What is the percentage composition of the iron in Fe(C2H3O2)2?
The molar mass of Fe(C2H3O2)2 is:
Fe: 1 x 55.85 = 55.85 g/mol
C: 2 x 12.01 = 24.02 g/mol
H: 6 x 1.01 = 6.06 g/mol
O: 4 x 16.00 = 64.00 g/mol
Total: 149.93 g/mol
The mass of iron in one mole of Fe(C2H3O2)2 is 55.85 g/mol.
The percent composition of iron in Fe(C2H3O2)2 is:
(55.85 g/mol / 149.93 g/mol) x 100% = 37.25%
To determine the percentage composition of iron (Fe) in Fe(C2H3O2)2, we need to calculate the mass of iron in one mole of the compound and then divide it by the molar mass of the compound.
The molar mass of Fe(C2H3O2)2 is calculated as follows:
Iron (Fe) has a molar mass of 55.845 g/mol.
Acetic acid (C2H3O2) has a molar mass of 60.052 g/mol, which consists of 2 carbon atoms (2 * 12.01 g/mol), 4 hydrogen atoms (4 * 1.008 g/mol), and 2 oxygen atoms (2 * 16.00 g/mol).

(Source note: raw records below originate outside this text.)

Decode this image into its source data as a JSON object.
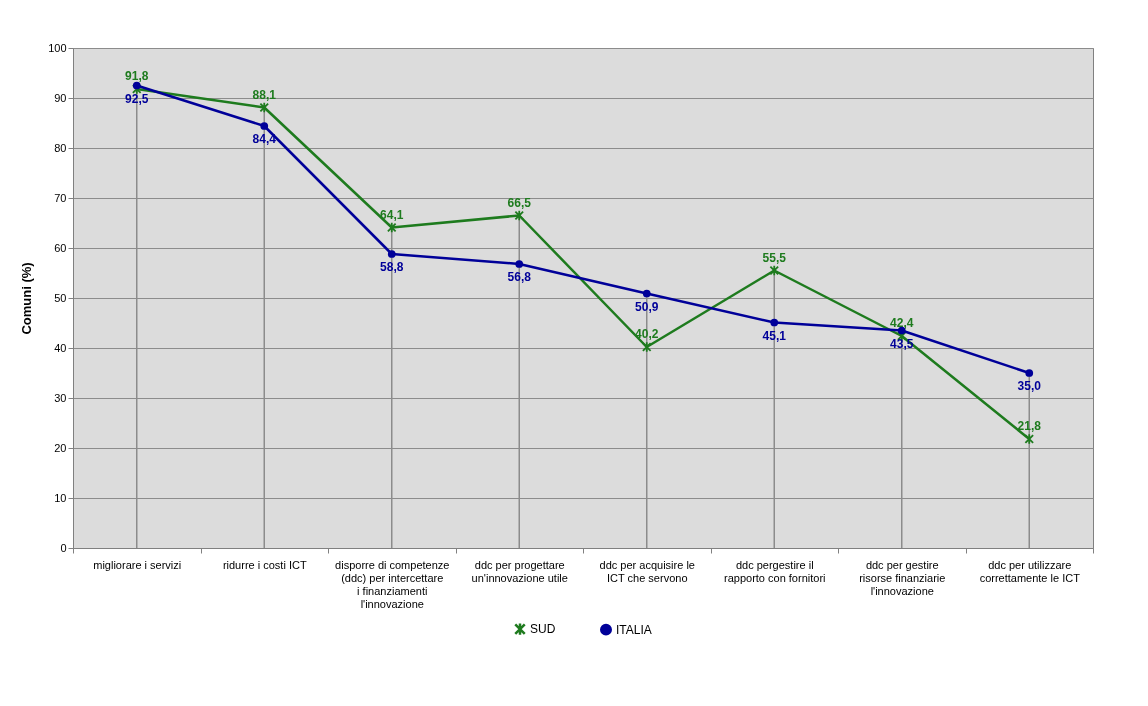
{
  "chart_data": {
    "type": "line",
    "ylabel": "Comuni (%)",
    "categories": [
      "migliorare i servizi",
      "ridurre i costi ICT",
      "disporre di competenze (ddc) per intercettare i finanziamenti l'innovazione",
      "ddc per progettare un'innovazione utile",
      "ddc per acquisire le ICT che servono",
      "ddc pergestire il rapporto con fornitori",
      "ddc per gestire risorse finanziarie l'innovazione",
      "ddc per utilizzare correttamente le ICT"
    ],
    "series": [
      {
        "name": "SUD",
        "color": "#1e7b1e",
        "marker": "cross",
        "values": [
          91.8,
          88.1,
          64.1,
          66.5,
          40.2,
          55.5,
          42.4,
          21.8
        ],
        "value_labels": [
          "91,8",
          "88,1",
          "64,1",
          "66,5",
          "40,2",
          "55,5",
          "42,4",
          "21,8"
        ]
      },
      {
        "name": "ITALIA",
        "color": "#000099",
        "marker": "circle",
        "values": [
          92.5,
          84.4,
          58.8,
          56.8,
          50.9,
          45.1,
          43.5,
          35.0
        ],
        "value_labels": [
          "92,5",
          "84,4",
          "58,8",
          "56,8",
          "50,9",
          "45,1",
          "43,5",
          "35,0"
        ]
      }
    ],
    "ylim": [
      0,
      100
    ],
    "yticks": [
      0,
      10,
      20,
      30,
      40,
      50,
      60,
      70,
      80,
      90,
      100
    ],
    "grid": true,
    "legend": "bottom"
  }
}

Thus, the molar mass of Fe(C2H3O2)2 is:
55.845 g/mol (Fe) + 2 * (2 * 12.01 g/mol (C) + 4 * 1.008 g/mol (H) + 2 * 16.00 g/mol (O)) = 183.1 g/mol.
To determine the mass of iron in one mole of Fe(C2H3O2)2, we look at the molecular formula, which shows that there is one iron atom per formula unit of Fe(C2H3O2)2. Therefore, the mass of iron in one mole of Fe(C2H3O2)2 is 55.845 g/mol.
Finally, to find the percentage composition of iron, we divide the mass of iron (55.845 g/mol) by the molar mass of Fe(C2H3O2)2 (183.1 g/mol) and multiply by 100:
(55.845 g/mol / 183.1 g/mol) * 100 = 30.5%.
Therefore, the percentage composition of iron in Fe(C2H3O2)2 is 30.5%.